The process began in November when the students expressed an area of interest from among the seven topics up for debate. After they were assigned to the topic, each student researched his or her assigned issue and wrote a paper arguing for or against the resolution.

"In the past, there was not a position paper," Blackman said. "But persuasive writing is a main feature of the common core. Since we were doing this anyway, it seemed like a good fit."

After the papers were completed, the teachers divided the students in each topic into two teams, and a coin was flipped to see which team would argue affirmatively and which would argue the negative position.

On Thursday, Blackman polled the flag-desecration teams after the debate, and several said their personal opinions on the issue had been changed through the process.

No matter what those personal opinions may have been, each of the 10 students maintained a strong debating posture — respectfully challenging the assertions of the other team and attempting to persuade the audience, mostly their classmates with a few parents who were able to attend.

Most employed arguments they uncovered during their research. King, for example, found a quote from right-wing icon Bork, who once said, "Preventing [the flag's] desecration does not prevent you from expressing an idea," and coupled it with a quote from liberal legend Feinstein, who said in '06, "In a sense, I think, our flag is the physical fabric of our society."

The affirmative team seized on that sense of the flag as a special, even sacred civic object and argued repeatedly that burning a flag is a physical act, not speech.

The negative side, on the other hand, turned their opponents' patriotic argument around, maintaining, "Taking away freedom disrespects the veterans more," as Ethan Schoorlemmer put it.

Maia Hirsch strengthened that argument by bringing out the words of a Navy veteran quoted on the website of the American Civil Liberties Union.

"To have a law passed that effectively disables the First Amendment would be a slap in the face to me and to everyone else who has donated part or all of their life to preserving those freedoms," the site quotes John Magruder as saying.

Blackman said the debate series, which he helped start 13 years ago, is one of five interdisciplinary programs throughout the school year that allow students to look at social studies topics while honing their language skills.

Mount Greylock has no debate team or Model U.N. program, but Blackman said he would like to see something like that happen down the road.

"It's not an idea that's dead for me," he said. "The Gettysburg trip — I wanted to do that for five or six years before it happened.

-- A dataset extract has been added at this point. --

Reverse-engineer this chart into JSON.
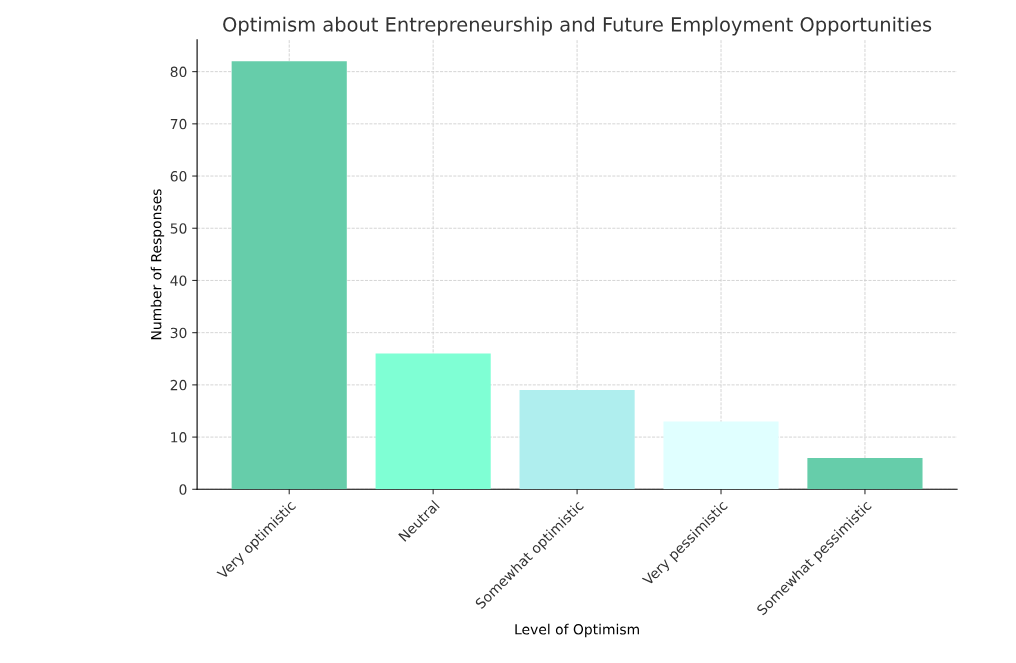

This will be our sixth year."

Blackman referenced the eighth grade's annual end-of-the-year trip to Gettysburg, Pa., at the end of the two-day series of debates last week.

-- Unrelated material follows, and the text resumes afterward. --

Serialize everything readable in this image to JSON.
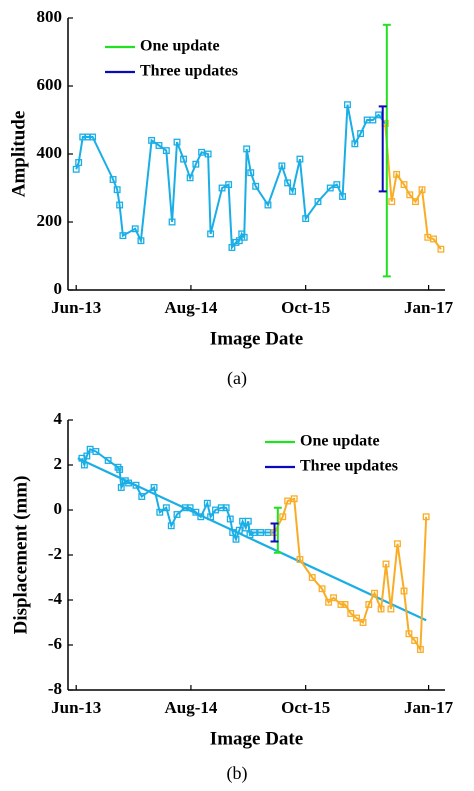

"I'd rather have lawyers fighting it out in the courts than soldiers fighting it out on the battlefield," he said.

"The way we do debate today in this age of social media and such, we seem to ... move away from using reason and logic. We scream our opinions out in our status updates or on Twitter or wherever and expect that that's enough.

"It's not enough. It's allowed. We certainly have freedom of speech. You have a right to speak. That doesn't mean you have a right to be heard. You want to be heard. You want to persuade. You want to influence. Reason and logic is where it's at. That's what works. When that fails, things go bad."